Quando abordo a importância do gesto dentro do teatro, e coloco-o como a
comunicação principal para um grupo e busco compreender até que ponto a forma e a
maneira de se executá-la pode influenciar na recepção desta audiência, estou falando
também sobre a pedagogia do espectador.
Como é o entendimento desse público ao ver um espetáculo? É claro que o fato
das pessoas serem surdas, o espetáculo oralizado e não possuir um Intérprete de
LIBRAS para favorecer o entendimento desse público específico, muda alguns aspectos
dessa recepção, mas não foge ao que Desgranges relata em sua obra.
Lendo sobre uma experiência vivida por Maria Fux, narrada em seu livro
“Dança, Experiência de Vida”, compreendi que mesmo que não haja ruídos ou sons,
pode-se fazer a leitura do silêncio. (FUX,1983.pág.101).
Fux fala sobre a experiência de ensinar dança a uma menina surda, e que através
dessa experiência compreendeu que mesmo sem sons pode-se dançar e fazer do seu
corpo uma ferramenta de comunicação. Existe a possibilidade de compreensão e de
leitura de forma visual, pois com movimentos se expressa e se comunica.

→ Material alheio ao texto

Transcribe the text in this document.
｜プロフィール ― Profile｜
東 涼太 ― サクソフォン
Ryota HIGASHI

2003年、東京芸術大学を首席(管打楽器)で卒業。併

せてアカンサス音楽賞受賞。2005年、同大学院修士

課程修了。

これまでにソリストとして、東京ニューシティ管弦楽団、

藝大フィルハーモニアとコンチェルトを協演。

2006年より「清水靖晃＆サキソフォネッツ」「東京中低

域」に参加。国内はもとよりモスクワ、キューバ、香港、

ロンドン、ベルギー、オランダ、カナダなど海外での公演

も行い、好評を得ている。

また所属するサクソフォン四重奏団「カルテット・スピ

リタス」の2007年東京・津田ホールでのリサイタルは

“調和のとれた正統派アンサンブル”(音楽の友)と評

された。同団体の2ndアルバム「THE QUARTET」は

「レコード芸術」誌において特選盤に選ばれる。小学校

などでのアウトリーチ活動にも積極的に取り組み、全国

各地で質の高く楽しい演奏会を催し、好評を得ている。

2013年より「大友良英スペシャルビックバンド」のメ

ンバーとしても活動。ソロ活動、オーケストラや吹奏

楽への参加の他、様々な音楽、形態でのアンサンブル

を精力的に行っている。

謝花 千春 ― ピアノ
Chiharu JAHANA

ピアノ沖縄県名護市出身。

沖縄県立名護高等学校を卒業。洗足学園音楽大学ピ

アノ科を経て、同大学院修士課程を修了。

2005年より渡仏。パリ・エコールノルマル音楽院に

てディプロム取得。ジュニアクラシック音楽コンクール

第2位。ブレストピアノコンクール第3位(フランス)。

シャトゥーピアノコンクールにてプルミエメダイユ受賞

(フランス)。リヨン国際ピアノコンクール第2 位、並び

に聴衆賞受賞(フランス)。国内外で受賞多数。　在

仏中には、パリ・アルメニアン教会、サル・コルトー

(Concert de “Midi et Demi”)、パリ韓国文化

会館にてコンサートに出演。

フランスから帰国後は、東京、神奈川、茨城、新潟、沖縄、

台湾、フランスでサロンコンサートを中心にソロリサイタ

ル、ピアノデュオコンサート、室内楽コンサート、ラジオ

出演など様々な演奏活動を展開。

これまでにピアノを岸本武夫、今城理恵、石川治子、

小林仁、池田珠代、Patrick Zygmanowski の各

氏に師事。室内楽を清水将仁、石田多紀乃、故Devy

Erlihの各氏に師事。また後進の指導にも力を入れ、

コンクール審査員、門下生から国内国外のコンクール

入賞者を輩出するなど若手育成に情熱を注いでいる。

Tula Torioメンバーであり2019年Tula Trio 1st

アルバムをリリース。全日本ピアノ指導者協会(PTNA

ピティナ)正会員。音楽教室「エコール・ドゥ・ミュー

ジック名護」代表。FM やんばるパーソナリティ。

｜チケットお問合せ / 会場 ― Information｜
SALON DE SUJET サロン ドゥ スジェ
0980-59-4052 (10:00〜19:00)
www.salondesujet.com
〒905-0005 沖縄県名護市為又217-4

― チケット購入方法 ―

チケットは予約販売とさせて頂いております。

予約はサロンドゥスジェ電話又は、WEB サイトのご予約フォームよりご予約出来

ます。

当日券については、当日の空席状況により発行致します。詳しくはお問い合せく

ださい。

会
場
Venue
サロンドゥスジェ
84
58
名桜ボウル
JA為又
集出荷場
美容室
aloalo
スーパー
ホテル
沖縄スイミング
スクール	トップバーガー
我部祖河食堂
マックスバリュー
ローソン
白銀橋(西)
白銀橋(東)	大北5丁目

Cada pessoa recebe o espetáculo, a obra teatral, à sua maneira, de acordo com a
sua experiência de vida. Não há como fazer uma análise geral da percepção do Grupo de
Surdos que assistiu ao espetáculo. Não há uma fórmula certa para ser público,
espectador. Mas sabemos que não é simplesmente parar em frente a uma obra e assisti-
la. É preciso que haja entendimento, compreensão e que de alguma forma seja feita uma
análise do que foi visto.
Brecht afirmava que a leitura crítica, a capacidade de compreensão de uma obra
de arte, no entanto, pode e precisa ser trabalhada. (DESGRANGES, 2010, p.31). É
preciso que o espectador tenha o mínimo de conhecimento sobre os significados, sobre
os símbolos, o funcionamento, os efeitos do teatro para que possa ser capaz de fazer
uma análise coerente.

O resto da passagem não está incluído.